Yes, the "yet" is key! Thank you for expressing that I deserve professional assistance. That helps me feel valued.

Honestly I have had similar thoughts. However I expect she will be around for some time still. I also don't expect to get anything from her because of who/how she is, especially since I have cut her out of my life at this point and don't expect that to change.

However I have more hope for a small inheritance from her parents. They aren't so selfish and of course are older. I remember one time my grandmother mentioned I was in her will, which pleasantly surprised me. I don't know how that will turn out, but anything would help. :)

Furthermore there is a bit of hope because I live in Canada where we have "free" health care. Of course it is more complicated than that, but if I can make a good case I may be able to get some physical therapy or other help with no cost to me. I have already booked an appointment to talk to my GP next week.

Even if none of that pans out, I still feel hopeful. Not only am I sure I will be able to start making more money of my own "soon", there is the fact of how much experience I have figuring things out for myself.

Surely I can figure out how to improve my skeletal alignment, considering I work with artificial intelligence. They're not the same, but I can't imagine it to be more complex, with all due respect to chiropractors and other specialists.

Jazzy

#119

Wow, these past few days have been quite a ride!  :aaauuugh:

I'm feeling quite a bit better now. I'm not back to where I was, and I don't expect to be for some time. I'm alright with that though. I am good enough, in some ways even better. I have more work to do now, which will take more time and effort. However now that I know what I have to do, I will eventually be much healthier than I would have been without this realization.

I also learned a very important lesson throughout all of this!

Everything seemed so extreme and catastrophic. I previously said:

Quote from: JazzyIt feels like it will take forever to fix this.

This is the kind of thinking I have had all of my life. The kind where every little thing feels like it is critical with extreme permanent consequences. That isn't true though.

Over the past few days, what I consider to be the most important thing when working through these kind of changes kept coming to mind. One small step at a time, with lots of encouragement.

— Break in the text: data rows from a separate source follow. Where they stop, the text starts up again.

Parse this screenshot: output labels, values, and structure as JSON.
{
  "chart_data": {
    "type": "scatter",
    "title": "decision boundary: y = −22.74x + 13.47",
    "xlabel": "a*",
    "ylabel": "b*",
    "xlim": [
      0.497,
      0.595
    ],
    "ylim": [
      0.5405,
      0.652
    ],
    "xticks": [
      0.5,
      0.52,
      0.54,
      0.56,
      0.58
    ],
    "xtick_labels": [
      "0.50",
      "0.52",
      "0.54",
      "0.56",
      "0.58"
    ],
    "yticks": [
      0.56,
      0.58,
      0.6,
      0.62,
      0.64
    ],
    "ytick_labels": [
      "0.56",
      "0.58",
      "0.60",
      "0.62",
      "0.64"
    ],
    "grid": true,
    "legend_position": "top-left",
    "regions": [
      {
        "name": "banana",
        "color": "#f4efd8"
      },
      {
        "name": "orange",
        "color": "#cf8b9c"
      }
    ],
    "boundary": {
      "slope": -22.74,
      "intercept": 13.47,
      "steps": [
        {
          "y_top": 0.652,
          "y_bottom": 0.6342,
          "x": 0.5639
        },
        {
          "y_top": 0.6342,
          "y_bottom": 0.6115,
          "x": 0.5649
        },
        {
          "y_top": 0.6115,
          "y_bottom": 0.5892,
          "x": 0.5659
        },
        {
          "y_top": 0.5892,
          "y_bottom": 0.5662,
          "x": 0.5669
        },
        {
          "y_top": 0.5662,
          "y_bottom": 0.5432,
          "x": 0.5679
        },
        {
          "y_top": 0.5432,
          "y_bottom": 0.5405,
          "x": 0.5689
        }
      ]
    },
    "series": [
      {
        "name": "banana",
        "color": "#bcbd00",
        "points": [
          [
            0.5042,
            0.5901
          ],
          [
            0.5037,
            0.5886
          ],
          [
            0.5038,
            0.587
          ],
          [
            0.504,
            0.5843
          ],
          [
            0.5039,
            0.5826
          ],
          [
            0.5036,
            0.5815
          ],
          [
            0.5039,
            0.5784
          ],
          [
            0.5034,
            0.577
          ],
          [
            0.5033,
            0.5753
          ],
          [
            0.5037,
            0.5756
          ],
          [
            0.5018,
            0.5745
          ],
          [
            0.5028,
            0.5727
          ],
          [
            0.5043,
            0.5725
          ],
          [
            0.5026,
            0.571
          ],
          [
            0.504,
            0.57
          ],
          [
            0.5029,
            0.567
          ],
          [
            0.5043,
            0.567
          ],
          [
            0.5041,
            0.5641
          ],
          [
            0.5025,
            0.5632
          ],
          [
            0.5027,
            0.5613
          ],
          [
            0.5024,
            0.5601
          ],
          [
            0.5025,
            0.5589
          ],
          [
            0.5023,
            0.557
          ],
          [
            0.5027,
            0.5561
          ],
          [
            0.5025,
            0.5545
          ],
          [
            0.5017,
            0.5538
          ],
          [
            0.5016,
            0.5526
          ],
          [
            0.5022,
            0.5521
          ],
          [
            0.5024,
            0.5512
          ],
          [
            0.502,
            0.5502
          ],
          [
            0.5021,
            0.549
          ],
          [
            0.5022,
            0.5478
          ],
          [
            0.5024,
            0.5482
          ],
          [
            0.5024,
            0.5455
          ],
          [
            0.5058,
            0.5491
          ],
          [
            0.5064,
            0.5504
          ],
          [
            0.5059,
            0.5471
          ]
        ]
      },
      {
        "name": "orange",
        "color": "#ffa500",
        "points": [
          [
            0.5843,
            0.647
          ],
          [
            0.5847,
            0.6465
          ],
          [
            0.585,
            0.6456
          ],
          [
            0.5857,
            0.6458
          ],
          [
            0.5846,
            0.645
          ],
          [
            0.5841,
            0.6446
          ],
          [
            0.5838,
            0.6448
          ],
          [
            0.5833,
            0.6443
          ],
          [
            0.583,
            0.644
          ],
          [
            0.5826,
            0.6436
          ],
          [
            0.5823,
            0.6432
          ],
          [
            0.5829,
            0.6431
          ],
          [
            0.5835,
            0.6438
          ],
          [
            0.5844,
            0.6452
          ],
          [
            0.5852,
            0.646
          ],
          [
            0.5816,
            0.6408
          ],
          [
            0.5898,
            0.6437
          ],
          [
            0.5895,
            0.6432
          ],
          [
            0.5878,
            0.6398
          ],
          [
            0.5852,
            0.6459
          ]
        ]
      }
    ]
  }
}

Attempting to straighten 6 curves simultaneously is certainly not one small step at a time! So I decided to work on one at a time, which is much easier. Immediately I felt better and began singing to the song that was playing.

At this point, I realized I had been overwhelmed  :fallingbricks:, which is what causes that sort of extreme thinking. As I just experienced, reducing the immediate burden stops that extreme thinking and clears up the mind to be it's best.

Now I know exactly what to do in the future if these kind of thoughts/feelings come up again. Reduce the amount of workload I have, no matter what. That is far too much to handle.

What is even better is that since I am no longer feeling overwhelmed and my mind is working better, I find I can work on straightening 2 and sometimes 3 different curves at once.

I would love to run my own company one day. This is great knowledge to have for that. By keeping the workload of my future employees from becoming too much, they will be able to accomplish more.